Police officers are not always fair or considerate of civil rights during interrogations. As a suspect in custody, it is up to you to protect yourself from infringements upon your rights. Knowing what to expect, what to do, and who to turn to for trustworthy advice can make a big difference to your criminal case in Pennsylvania. From the moment of your arrest to the final hearing, your actions and choices matter to your overall well-being.
Before police can arrest a suspect, they must have probable cause to do so. Police offers need a reasonable belief that the suspect has committed a crime. Otherwise, it is unlawful to make an arrest without a warrant. Warrants do not require probable cause; but the warrant must establish that the person the warrant names committed the crime. Similarly, police may stop someone to question him or her on the streets, but may only do so under a good faith belief that a crime involved the person.
Even if an officer does not have probable cause or a warrant for your arrest or questioning, comply with commands and do not resist arrest. You may calmly ask the reason for the interrogation or arrest, and tell the officers they do not have probable cause to make the arrest, but you should never resist an arrest. Instead, stay calm and polite and obey all commands. Do not answer questions or admit any guilt. Instead, wait for the opportunity to call a criminal defense lawyer, and decline answering questions until your attorney is present.
A Miranda warning is a requirement of the United States Constitution. It states that once police detain an individual (either upon arrest or any time prior to questioning), they must give certain warnings to the detainee. It is unlawful for police to begin an interrogation without first giving the detainee his or her Miranda warning. Police must give the warning in full. It typically starts with, “You have the right to remain silent.”
The Miranda warning lists a person in custody’s right to refuse to speak to police. It also explains that should the detainee choose to say anything or answer interrogation questions, the officers will have the ability to use what the detainee says against him or her in a court of law. Miranda rights also inform the detainee of his or her right to an attorney. It explains that if the detainee cannot afford an attorney, the courts will appoint a public defender.
If police fail to give the Miranda warning prior to asking a detainee questions or beginning an interrogation, they cannot use any answers or information given during the session against the detainee during a criminal trial. A prosecutor may still bring charges against the suspect, but the prosecutor cannot use any evidence gathered during questioning as evidence against the suspect.
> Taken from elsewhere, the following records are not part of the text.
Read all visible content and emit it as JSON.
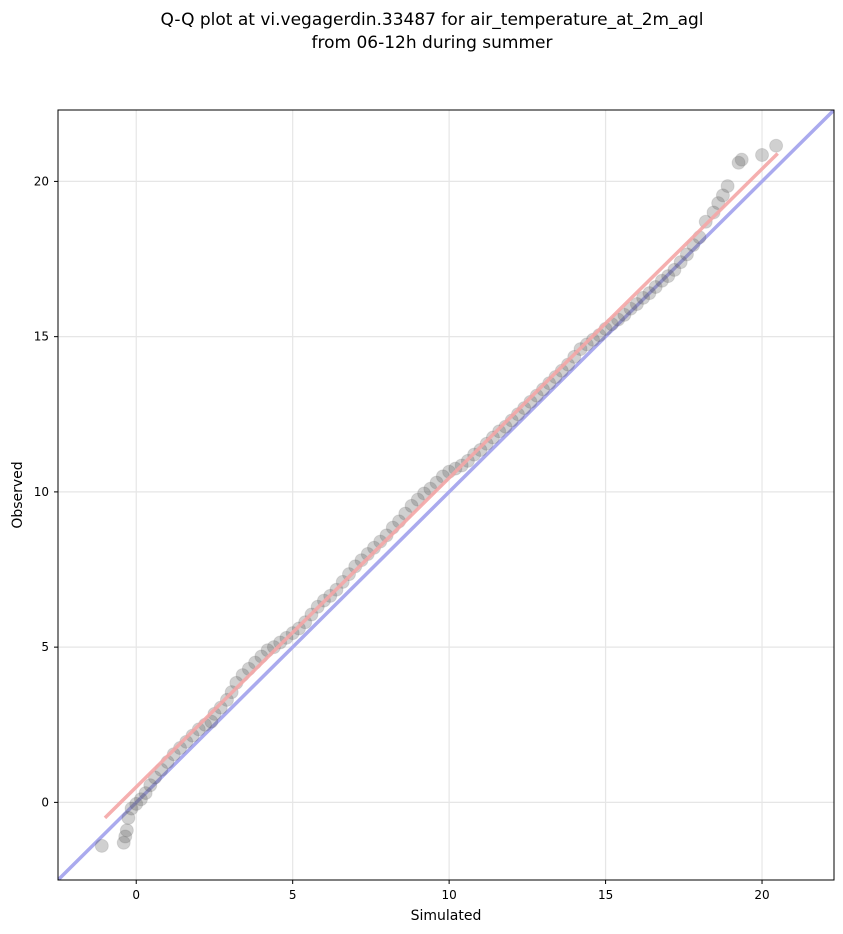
{
  "chart_data": {
    "type": "scatter",
    "title_lines": [
      "Q-Q plot at vi.vegagerdin.33487 for air_temperature_at_2m_agl",
      "from 06-12h during summer"
    ],
    "xlabel": "Simulated",
    "ylabel": "Observed",
    "xlim": [
      -2.5,
      22.3
    ],
    "ylim": [
      -2.5,
      22.3
    ],
    "xticks": [
      0,
      5,
      10,
      15,
      20
    ],
    "yticks": [
      0,
      5,
      10,
      15,
      20
    ],
    "grid": true,
    "colors": {
      "points": "#555555",
      "identity_line": "#aaaaee",
      "fit_line": "#f4a6a6",
      "grid": "#e6e6e6"
    },
    "reference_line": {
      "name": "y = x",
      "from": [
        -2.5,
        -2.5
      ],
      "to": [
        22.3,
        22.3
      ]
    },
    "fit_line": {
      "from": [
        -1.0,
        -0.5
      ],
      "to": [
        20.5,
        20.9
      ]
    },
    "quantiles": [
      [
        -1.1,
        -1.4
      ],
      [
        -0.4,
        -1.3
      ],
      [
        -0.35,
        -1.1
      ],
      [
        -0.3,
        -0.9
      ],
      [
        -0.25,
        -0.5
      ],
      [
        -0.15,
        -0.2
      ],
      [
        0.0,
        -0.05
      ],
      [
        0.15,
        0.1
      ],
      [
        0.3,
        0.3
      ],
      [
        0.45,
        0.55
      ],
      [
        0.6,
        0.8
      ],
      [
        0.8,
        1.05
      ],
      [
        1.0,
        1.3
      ],
      [
        1.2,
        1.55
      ],
      [
        1.4,
        1.75
      ],
      [
        1.6,
        1.95
      ],
      [
        1.8,
        2.15
      ],
      [
        2.0,
        2.35
      ],
      [
        2.2,
        2.5
      ],
      [
        2.4,
        2.6
      ],
      [
        2.5,
        2.85
      ],
      [
        2.7,
        3.05
      ],
      [
        2.9,
        3.3
      ],
      [
        3.05,
        3.55
      ],
      [
        3.2,
        3.85
      ],
      [
        3.4,
        4.1
      ],
      [
        3.6,
        4.3
      ],
      [
        3.8,
        4.5
      ],
      [
        4.0,
        4.7
      ],
      [
        4.2,
        4.9
      ],
      [
        4.4,
        5.0
      ],
      [
        4.6,
        5.15
      ],
      [
        4.8,
        5.3
      ],
      [
        5.0,
        5.45
      ],
      [
        5.2,
        5.6
      ],
      [
        5.4,
        5.8
      ],
      [
        5.6,
        6.05
      ],
      [
        5.8,
        6.3
      ],
      [
        6.0,
        6.5
      ],
      [
        6.2,
        6.65
      ],
      [
        6.4,
        6.85
      ],
      [
        6.6,
        7.1
      ],
      [
        6.8,
        7.35
      ],
      [
        7.0,
        7.6
      ],
      [
        7.2,
        7.8
      ],
      [
        7.4,
        8.0
      ],
      [
        7.6,
        8.2
      ],
      [
        7.8,
        8.4
      ],
      [
        8.0,
        8.6
      ],
      [
        8.2,
        8.85
      ],
      [
        8.4,
        9.05
      ],
      [
        8.6,
        9.3
      ],
      [
        8.8,
        9.55
      ],
      [
        9.0,
        9.75
      ],
      [
        9.2,
        9.95
      ],
      [
        9.4,
        10.1
      ],
      [
        9.6,
        10.3
      ],
      [
        9.8,
        10.5
      ],
      [
        10.0,
        10.65
      ],
      [
        10.2,
        10.75
      ],
      [
        10.4,
        10.85
      ],
      [
        10.6,
        11.0
      ],
      [
        10.8,
        11.2
      ],
      [
        11.0,
        11.35
      ],
      [
        11.2,
        11.55
      ],
      [
        11.4,
        11.75
      ],
      [
        11.6,
        11.95
      ],
      [
        11.8,
        12.1
      ],
      [
        12.0,
        12.3
      ],
      [
        12.2,
        12.5
      ],
      [
        12.4,
        12.7
      ],
      [
        12.6,
        12.9
      ],
      [
        12.8,
        13.1
      ],
      [
        13.0,
        13.3
      ],
      [
        13.2,
        13.5
      ],
      [
        13.4,
        13.7
      ],
      [
        13.6,
        13.9
      ],
      [
        13.8,
        14.1
      ],
      [
        14.0,
        14.35
      ],
      [
        14.2,
        14.6
      ],
      [
        14.4,
        14.75
      ],
      [
        14.6,
        14.9
      ],
      [
        14.8,
        15.05
      ],
      [
        15.0,
        15.25
      ],
      [
        15.2,
        15.4
      ],
      [
        15.4,
        15.55
      ],
      [
        15.6,
        15.7
      ],
      [
        15.8,
        15.9
      ],
      [
        16.0,
        16.05
      ],
      [
        16.2,
        16.25
      ],
      [
        16.4,
        16.4
      ],
      [
        16.6,
        16.6
      ],
      [
        16.8,
        16.8
      ],
      [
        17.0,
        16.95
      ],
      [
        17.2,
        17.15
      ],
      [
        17.4,
        17.4
      ],
      [
        17.6,
        17.65
      ],
      [
        17.8,
        17.95
      ],
      [
        18.0,
        18.2
      ],
      [
        18.2,
        18.7
      ],
      [
        18.45,
        19.0
      ],
      [
        18.6,
        19.3
      ],
      [
        18.75,
        19.55
      ],
      [
        18.9,
        19.85
      ],
      [
        19.25,
        20.6
      ],
      [
        19.35,
        20.7
      ],
      [
        20.0,
        20.85
      ],
      [
        20.45,
        21.15
      ]
    ]
  }
}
The Right to Remain Silent
Take your Miranda rights seriously. Do not answer any police interrogation questions if you believe something you say could incriminate you. Note, however: you must give your name if police ask for it. Give your name, but do not feel pressured to respond beyond your name. Even if police promise leniency or say something is off the record, wait until you have an attorney present to answer interrogation questions while in custody.
It is unlawful for police to use coercion – either physical or psychological – during interrogations. Any evidence that comes from coercion is inadmissible during a trial. It is legal, however, for police to lie, deceive, trick, and use non-coercive tactics in an effort to obtain a confession. Be wary during police interrogations, and keep your right to remain silent in mind. It is always in your best interests to discuss your situation with a criminal defense lawyer before agreeing to answer questions in a police interrogation.